31.12.1998 - 00:00 | Son Güncellenme:

"Uykusuz sektör" 98'de dehşet saçtı

Uykusuz sektör 98de dehşet saçtı

       23 Aralık akşamı Havza - Samsun karayolunda 20 kişinin diri diri yanarak ölümüne, 16 kişinin de yaralanmasına neden olan kaza ile bundan 14 ay önce Konya - Ereğli istikametinde 48 kişinin yine yanarak öldüğü, tarihimize "en büyük trafik faciası" olarak geçen kazanın aktörleri aynıydı: burun buruna çarpışan birer otobüs ve akaryakıt tankeri.
       Her iki kazanın nedenleri ve oluş biçimi de birbirine benziyordu: dikkatsizlik, tedbirsizlik ve hatalı manevra.
       İçişleri Bakanlığı'nın istatistiklerine göre otobüs kazalarına en çok uykusuz, yorgun şoförler (%44), aşırı hız (%32) ve şerit tecavüzü (%14,80) neden oluyor. Şoför uykusuz ve yorgun olunca kazalar da çarpışma riskinin en fazla olduğu iki yönlü ve bölünmemiş yollarda meydana geliyor; çoğunlukla da düz yolda ve açık havada giderken...
       Can ve mal kaybının bugünden yarına yarı yarıya azaltılması, sadece şoförlerin yola uykusunu almış ve dinlenmiş olarak çıkmasıyla mümkün.
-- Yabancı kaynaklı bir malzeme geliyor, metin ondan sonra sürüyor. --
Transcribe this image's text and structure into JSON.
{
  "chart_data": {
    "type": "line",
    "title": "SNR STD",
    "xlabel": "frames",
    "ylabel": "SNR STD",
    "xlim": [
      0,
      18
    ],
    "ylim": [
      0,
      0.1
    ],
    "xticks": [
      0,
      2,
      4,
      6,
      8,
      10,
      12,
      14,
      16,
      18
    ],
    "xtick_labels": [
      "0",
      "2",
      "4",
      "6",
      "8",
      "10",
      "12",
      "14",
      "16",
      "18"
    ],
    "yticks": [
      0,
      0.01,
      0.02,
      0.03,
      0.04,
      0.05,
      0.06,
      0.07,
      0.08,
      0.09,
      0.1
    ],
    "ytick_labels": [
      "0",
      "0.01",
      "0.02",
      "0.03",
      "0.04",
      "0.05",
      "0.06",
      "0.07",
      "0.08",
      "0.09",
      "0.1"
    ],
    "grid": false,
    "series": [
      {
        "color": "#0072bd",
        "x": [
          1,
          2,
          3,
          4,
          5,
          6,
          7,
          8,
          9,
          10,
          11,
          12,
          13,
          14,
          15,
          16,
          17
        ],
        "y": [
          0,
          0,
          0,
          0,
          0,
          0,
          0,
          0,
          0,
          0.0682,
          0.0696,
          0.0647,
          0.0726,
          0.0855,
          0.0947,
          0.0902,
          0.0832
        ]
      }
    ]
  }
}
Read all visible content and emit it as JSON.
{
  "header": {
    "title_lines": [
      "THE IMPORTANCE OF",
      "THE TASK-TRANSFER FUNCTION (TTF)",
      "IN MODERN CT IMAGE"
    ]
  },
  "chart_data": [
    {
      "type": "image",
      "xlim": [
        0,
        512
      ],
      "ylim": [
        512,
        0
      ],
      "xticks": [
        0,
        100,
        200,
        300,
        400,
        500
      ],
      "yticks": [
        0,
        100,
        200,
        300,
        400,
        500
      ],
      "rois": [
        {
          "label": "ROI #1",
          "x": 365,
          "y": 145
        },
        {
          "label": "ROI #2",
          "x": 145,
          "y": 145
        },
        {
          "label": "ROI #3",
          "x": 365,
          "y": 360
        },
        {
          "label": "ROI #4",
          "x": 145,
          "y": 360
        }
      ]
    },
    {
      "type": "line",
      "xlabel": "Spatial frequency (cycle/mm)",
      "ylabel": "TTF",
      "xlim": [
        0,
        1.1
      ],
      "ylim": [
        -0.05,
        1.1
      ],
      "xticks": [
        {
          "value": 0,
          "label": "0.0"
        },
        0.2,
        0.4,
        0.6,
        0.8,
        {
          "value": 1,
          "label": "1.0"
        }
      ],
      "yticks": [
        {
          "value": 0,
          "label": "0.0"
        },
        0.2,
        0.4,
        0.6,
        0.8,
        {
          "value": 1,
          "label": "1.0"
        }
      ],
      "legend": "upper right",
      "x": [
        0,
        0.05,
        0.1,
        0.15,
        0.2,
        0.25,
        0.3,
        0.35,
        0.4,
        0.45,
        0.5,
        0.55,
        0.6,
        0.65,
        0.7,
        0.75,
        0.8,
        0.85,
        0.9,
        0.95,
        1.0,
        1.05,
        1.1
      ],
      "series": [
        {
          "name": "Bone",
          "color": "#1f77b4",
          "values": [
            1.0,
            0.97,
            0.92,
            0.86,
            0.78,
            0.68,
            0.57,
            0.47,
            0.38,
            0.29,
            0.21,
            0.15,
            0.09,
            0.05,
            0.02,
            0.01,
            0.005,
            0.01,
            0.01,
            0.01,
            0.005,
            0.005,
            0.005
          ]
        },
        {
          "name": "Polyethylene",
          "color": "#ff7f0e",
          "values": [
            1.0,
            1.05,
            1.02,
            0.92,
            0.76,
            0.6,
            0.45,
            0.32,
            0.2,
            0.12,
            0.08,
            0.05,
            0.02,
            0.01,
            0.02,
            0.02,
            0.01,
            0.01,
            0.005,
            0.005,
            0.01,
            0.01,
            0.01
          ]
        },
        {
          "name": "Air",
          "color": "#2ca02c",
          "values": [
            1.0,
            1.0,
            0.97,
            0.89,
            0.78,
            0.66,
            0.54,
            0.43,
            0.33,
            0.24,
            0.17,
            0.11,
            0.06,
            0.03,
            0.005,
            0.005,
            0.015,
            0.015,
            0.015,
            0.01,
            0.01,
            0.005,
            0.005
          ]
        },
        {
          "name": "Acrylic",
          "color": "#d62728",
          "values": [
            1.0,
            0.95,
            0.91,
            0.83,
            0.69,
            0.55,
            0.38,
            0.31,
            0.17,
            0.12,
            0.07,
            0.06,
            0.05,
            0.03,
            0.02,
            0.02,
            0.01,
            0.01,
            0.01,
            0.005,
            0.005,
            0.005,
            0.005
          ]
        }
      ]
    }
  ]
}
Ama olmuyor, "uykusuz sektörün" koşulları, bir bakıma Türkiye'nin toplumsal ve ekonomik durumu buna izin vermiyor.

       Uluslararası Yolcu Taşımacıları Derneği Başkanı ve Varan Turizm Seyahat A.Ş. Genel Müdürü İbrahim Aybar yurtiçi yolcu taşımacığında sürücülerin genellikle otobüslerinin içinde yaşamak zorunda kaldıklarını belirterek bu durumun nedenlerini de şöyle özetliyor:
       "Türkiye'de yolcu taşımacılığının üçte ikisi taşeron otobüslerle yapılıyor. Bu 14 bin otobüsün şoförleri aynı zamanda otobüsün ya sahibi ya da ortağı konumunda. Bu insanlar ayda yaklaşık 3 milyar lirayı bulan otobüs taksitlerini ödeyebilmek için geceli gündüzlü hiç dinlenmeden direksiyon başında oturuyorlar. Firmaya yüksek oranda komisyon ödedikleri için, ancak yollarda aldıkları yolcular kendilerine net para bırakıyor. Bu da 'dur - kalk'larla zaman yitirmelerine neden oluyor. Yiten zamanı yeniden kazanmak, sıra almak ve kalkış saatini yakalamak için de hem zamanla hem de ölümle yarışıyorlar!"
       Aybar'a göre bu ölümcül yarış sırasında ne sürücüler ne de otobüsleri dinlenebiliyor! Otobüslerin bakımını yapmaya bile zaman bulunamıyor.
       Kazalar ile Türkiye'nin gelişmişlik düzeyi arasındaki doğrudan ilişki işte böyle kuruluyor.
       Mal taşımacılığında da benzer bir durum var. Kamyoncular da fazla yük yüklüyorlar ve borç ödeyebilmek için haddinden fazla çalışıp hızlı sürüyorlar. Üç dingilli bir kamyonun azami yükü 20 tonken Türkiye'de 30 tondan aşağı yüklenmiyor. Üstelik Türkiye'de otobüslerin yüzde 36'sı 97 ve 98 modelken, yani genç taşıtlarken, kamyonların yaş ortalaması 14.
       1997'de Türkiye'de 629 bin kamyon, 140 bin otobüs vardı. Aynı yıl her 100 otobüsten 15'i (21.071), her 100 kamyondan 7'si (44.058) kaza yaptı.

       1997 yılı sonu rakamlarına göre Türkiye'de yolcu taşımacılığı yapma belgesine sahip 430 firma var. Yollarda 21 bin otobüs çalışıyor. Firma kurabilmek için 3 otobüs sahibi olmak yetiyor. Otobüs işletmek, her seferde en az 40 kişinin yaşamını elinde tutuyor olmak için sadece üç otobüslük bir yatırım yapmak yetiyor. Aybar'a göre çözüm tam da burada yatıyor. Bir yasa çıkarmak, yolcu taşımacılığını uluslararası standartlara oturtmak için yasal düzenlemeler oluşturmakta.
       Bunun için de Aybar önerilerini başlıklar halinde şöyle sıralıyor:
       * Devlet şirket kuruluşunda özmal otobüs sayısını 10'a çıkarmalı ve özmal otobüsleri arttıkça firmalara ek destekler sağlamalı.
       * Kurulacak firmanın sorumlulukları ve bu sorumlulukları karşılamaya yetecek mali kapasitesi olmalı. Örneğin Avrupa Birliği'nde firmalar yolcu başına 3 bin ECU tutarında teminat yatırmak zorunda.
       * Sürücüler işe alınmadan önce ruhsal ve fiziksel sağlık denetiminden geçirilmeli, sağlık denetimleri altı ayda bir yinelenmeli.
       * Firmalardaki bütün çalışanlar sosyal güvenlik kapsamında olmalı.
       * Kiralık otobüs çalıştıran firmalar, kiralık otobüslerden de sorumlu olmalı ve firmaların "uyanık olması" sağlanmalı.
       * Sürücülere yönelik meslek içi eğitim programları geliştirilmeli.
       * Bölünmüş, çift şerit yollar artırılmalı.
       * Sivil baskı grupları oluşturulmalı, herkes yaşamına sahip çıkmalı!